StatTest

Which statistical test should I use?

A practical guide to choosing the right test for your A/B experiment.

Quick decision guide

Answer one question to find the right tool:

Haven't run the experiment yet?
Use the Sample Size Calculator to figure out how many subjects you need before starting.
Is your metric a rate or proportion?
Things like conversion rate, click-through rate, or signup rate. Use the Chi-Squared Test.
Is your metric a continuous number?
Things like revenue per user, time on page, or session duration. Use the Two-Sample T-Test.

Chi-squared test vs t-test

These tests answer the same fundamental question — "is there a real difference between my groups?" — but they work with different types of data.

Chi-squared test

For proportions. Each subject either did or didn't do something.

  • Conversion rates
  • Click-through rates
  • Signup or retention rates
  • Any yes/no outcome

Two-sample t-test

For averages.
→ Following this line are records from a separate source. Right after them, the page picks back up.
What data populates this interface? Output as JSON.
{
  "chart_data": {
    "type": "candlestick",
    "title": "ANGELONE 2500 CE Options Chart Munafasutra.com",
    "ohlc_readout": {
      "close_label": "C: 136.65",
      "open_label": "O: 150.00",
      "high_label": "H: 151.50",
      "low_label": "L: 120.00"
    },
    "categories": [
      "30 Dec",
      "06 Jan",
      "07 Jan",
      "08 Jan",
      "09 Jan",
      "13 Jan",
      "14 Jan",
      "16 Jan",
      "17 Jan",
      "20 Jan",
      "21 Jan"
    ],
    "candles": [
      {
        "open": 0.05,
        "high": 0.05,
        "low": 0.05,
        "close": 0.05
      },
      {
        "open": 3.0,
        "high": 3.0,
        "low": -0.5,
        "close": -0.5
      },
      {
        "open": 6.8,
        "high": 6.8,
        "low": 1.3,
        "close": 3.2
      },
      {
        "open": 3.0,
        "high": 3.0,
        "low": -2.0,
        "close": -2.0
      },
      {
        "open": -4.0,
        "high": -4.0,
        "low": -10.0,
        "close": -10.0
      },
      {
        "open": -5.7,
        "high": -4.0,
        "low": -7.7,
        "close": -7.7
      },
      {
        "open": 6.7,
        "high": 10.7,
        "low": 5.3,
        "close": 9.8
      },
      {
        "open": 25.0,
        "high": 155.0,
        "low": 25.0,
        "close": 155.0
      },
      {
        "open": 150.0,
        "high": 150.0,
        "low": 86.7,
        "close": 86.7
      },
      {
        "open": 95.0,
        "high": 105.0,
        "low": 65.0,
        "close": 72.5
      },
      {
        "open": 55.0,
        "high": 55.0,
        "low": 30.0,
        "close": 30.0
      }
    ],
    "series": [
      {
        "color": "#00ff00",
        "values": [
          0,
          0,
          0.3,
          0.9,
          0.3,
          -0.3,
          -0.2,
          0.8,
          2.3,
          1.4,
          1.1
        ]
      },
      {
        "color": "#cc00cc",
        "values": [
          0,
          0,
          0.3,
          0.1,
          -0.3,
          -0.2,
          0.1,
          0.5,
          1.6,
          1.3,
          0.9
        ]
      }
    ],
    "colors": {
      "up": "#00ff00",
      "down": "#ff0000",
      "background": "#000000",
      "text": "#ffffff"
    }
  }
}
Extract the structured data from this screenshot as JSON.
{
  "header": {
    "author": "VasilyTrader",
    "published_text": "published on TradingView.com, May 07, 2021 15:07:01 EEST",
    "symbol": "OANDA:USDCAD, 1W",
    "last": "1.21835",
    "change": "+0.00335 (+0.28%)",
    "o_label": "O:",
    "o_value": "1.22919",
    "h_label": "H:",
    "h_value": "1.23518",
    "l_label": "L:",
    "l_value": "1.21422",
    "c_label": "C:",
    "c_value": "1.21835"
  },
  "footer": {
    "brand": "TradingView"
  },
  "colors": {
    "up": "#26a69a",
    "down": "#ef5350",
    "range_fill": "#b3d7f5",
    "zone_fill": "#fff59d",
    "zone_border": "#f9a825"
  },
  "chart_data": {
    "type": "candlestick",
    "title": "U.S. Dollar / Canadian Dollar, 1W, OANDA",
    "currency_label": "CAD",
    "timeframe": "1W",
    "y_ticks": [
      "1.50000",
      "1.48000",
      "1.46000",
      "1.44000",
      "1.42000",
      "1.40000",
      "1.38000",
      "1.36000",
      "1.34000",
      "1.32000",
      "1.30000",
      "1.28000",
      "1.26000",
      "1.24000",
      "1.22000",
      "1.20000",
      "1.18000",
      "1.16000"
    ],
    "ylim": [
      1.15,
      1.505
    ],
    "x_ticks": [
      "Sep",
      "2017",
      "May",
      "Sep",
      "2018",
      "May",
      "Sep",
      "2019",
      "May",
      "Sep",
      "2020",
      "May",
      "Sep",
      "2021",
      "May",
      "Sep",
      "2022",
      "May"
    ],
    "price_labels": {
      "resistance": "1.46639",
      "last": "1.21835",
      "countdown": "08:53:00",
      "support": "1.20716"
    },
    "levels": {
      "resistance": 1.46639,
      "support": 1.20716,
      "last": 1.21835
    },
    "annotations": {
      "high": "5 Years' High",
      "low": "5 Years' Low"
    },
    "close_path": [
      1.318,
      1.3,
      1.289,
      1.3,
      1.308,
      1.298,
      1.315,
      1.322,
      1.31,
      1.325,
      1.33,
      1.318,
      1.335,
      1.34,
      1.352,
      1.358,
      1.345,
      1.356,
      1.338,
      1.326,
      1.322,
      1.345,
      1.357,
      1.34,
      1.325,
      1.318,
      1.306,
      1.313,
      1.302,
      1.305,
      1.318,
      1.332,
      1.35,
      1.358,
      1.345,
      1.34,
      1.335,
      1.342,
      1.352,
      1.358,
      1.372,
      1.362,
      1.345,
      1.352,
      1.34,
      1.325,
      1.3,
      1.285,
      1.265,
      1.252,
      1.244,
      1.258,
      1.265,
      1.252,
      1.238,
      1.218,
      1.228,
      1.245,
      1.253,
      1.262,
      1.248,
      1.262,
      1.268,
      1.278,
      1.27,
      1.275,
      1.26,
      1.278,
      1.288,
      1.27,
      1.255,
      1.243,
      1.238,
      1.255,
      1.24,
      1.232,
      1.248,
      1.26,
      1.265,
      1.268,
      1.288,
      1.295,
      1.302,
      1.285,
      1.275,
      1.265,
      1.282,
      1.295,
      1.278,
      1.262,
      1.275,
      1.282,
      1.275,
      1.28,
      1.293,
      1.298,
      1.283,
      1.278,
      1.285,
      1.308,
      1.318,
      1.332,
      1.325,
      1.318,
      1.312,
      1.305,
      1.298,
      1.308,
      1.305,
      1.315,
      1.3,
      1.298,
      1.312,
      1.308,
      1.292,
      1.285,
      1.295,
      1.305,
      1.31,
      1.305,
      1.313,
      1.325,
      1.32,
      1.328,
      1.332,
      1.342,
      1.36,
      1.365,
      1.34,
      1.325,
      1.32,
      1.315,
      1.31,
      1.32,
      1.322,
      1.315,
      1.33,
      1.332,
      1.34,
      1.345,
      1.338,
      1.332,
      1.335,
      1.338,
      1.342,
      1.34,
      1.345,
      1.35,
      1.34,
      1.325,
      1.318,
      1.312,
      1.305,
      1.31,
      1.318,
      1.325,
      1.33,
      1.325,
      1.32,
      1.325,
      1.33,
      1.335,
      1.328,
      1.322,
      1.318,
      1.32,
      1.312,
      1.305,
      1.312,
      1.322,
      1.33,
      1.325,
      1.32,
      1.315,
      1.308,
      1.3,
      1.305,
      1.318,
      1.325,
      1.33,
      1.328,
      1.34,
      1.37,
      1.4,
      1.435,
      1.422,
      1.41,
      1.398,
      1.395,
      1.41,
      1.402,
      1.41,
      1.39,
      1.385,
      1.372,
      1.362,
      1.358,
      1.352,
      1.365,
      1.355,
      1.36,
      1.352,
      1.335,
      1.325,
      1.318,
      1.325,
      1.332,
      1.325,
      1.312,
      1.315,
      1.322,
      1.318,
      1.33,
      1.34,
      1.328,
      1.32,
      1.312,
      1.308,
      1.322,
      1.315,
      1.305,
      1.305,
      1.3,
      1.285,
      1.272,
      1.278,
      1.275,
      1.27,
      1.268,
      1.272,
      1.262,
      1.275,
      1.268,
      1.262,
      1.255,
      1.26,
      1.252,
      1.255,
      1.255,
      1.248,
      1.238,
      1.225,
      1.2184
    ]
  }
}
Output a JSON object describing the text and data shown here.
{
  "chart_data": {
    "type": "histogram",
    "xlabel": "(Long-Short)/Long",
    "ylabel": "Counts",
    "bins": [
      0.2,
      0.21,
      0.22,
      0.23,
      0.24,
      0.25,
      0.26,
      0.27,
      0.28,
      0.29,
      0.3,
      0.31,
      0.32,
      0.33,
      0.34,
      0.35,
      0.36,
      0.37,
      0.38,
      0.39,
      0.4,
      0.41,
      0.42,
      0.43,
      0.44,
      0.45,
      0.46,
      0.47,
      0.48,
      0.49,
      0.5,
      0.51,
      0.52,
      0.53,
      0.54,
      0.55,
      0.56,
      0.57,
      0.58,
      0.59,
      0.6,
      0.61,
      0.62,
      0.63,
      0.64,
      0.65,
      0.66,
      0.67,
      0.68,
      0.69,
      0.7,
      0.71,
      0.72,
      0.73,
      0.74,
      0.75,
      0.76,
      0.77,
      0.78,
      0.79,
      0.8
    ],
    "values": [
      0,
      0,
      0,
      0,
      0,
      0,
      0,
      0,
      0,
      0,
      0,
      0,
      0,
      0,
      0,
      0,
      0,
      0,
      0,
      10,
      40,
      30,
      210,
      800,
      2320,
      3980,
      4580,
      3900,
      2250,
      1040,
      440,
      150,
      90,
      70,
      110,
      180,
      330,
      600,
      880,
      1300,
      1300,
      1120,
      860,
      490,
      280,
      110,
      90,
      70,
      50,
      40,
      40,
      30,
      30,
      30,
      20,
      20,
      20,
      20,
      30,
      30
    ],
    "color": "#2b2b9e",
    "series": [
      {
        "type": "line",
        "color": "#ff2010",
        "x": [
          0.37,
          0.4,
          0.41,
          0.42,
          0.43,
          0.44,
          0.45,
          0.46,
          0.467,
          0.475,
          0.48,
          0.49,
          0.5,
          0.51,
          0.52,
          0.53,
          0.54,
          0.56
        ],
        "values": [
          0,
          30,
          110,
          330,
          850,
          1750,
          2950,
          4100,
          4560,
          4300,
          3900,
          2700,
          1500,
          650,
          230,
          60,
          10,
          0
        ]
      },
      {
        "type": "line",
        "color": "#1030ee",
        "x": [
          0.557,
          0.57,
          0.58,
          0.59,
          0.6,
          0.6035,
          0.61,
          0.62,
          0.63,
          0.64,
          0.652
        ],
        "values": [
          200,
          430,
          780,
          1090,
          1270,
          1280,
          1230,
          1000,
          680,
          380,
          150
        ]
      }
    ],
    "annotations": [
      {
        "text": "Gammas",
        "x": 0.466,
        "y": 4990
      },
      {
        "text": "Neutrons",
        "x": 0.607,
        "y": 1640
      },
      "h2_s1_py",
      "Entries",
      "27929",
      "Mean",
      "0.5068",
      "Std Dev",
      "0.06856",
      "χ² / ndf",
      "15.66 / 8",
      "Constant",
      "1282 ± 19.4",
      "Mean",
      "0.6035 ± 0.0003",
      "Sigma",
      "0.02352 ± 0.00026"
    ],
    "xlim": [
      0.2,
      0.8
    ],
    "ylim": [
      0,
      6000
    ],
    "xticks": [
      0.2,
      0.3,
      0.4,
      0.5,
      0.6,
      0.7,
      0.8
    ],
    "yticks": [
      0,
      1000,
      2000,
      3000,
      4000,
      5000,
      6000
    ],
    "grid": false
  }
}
Each subject has a numeric measurement.

  • Revenue per user
  • Time on page
  • Number of items purchased
  • Any measured quantity

How to plan an A/B test

Before running an experiment, you need to decide three things:

1. What is your minimum detectable effect (MDE)?

The smallest improvement worth detecting. If your conversion rate is 5%, you might care about a 1 percentage point lift (to 6%) but not a 0.01pp lift. Smaller effects need larger sample sizes to detect.

2. What statistical power do you need?

Power is the probability of detecting a real effect when one exists. The industry standard is 80%. This means if there truly is a difference, you'll detect it 80% of the time. Higher power means larger sample sizes.

3. What significance level (α) will you use?

The probability of a false positive — declaring a winner when there's no real difference. The standard is 5%. Lower significance levels require larger samples.

Common mistakes in A/B testing

Peeking at results early

Checking results before collecting enough data inflates your false positive rate dramatically. If you peek 10 times during a test, your real significance level could be 30% instead of 5%. Decide your sample size in advance and stick to it.

Using the wrong test

Using a t-test on conversion rates or a chi-squared test on revenue data will give unreliable results. Match the test to your data type: proportions get chi-squared, continuous measurements get t-test.

Ignoring practical significance

A result can be statistically significant but practically meaningless. A 0.01% conversion lift might be "significant" with millions of users, but not worth the engineering effort to ship. Always check the effect size alongside the p-value.

Running too many tests

Testing 20 metrics at a 5% significance level means you'll likely get at least one false positive. If you need to test multiple metrics, adjust your significance level (e.g., using a Bonferroni correction) or pre-register your primary metric.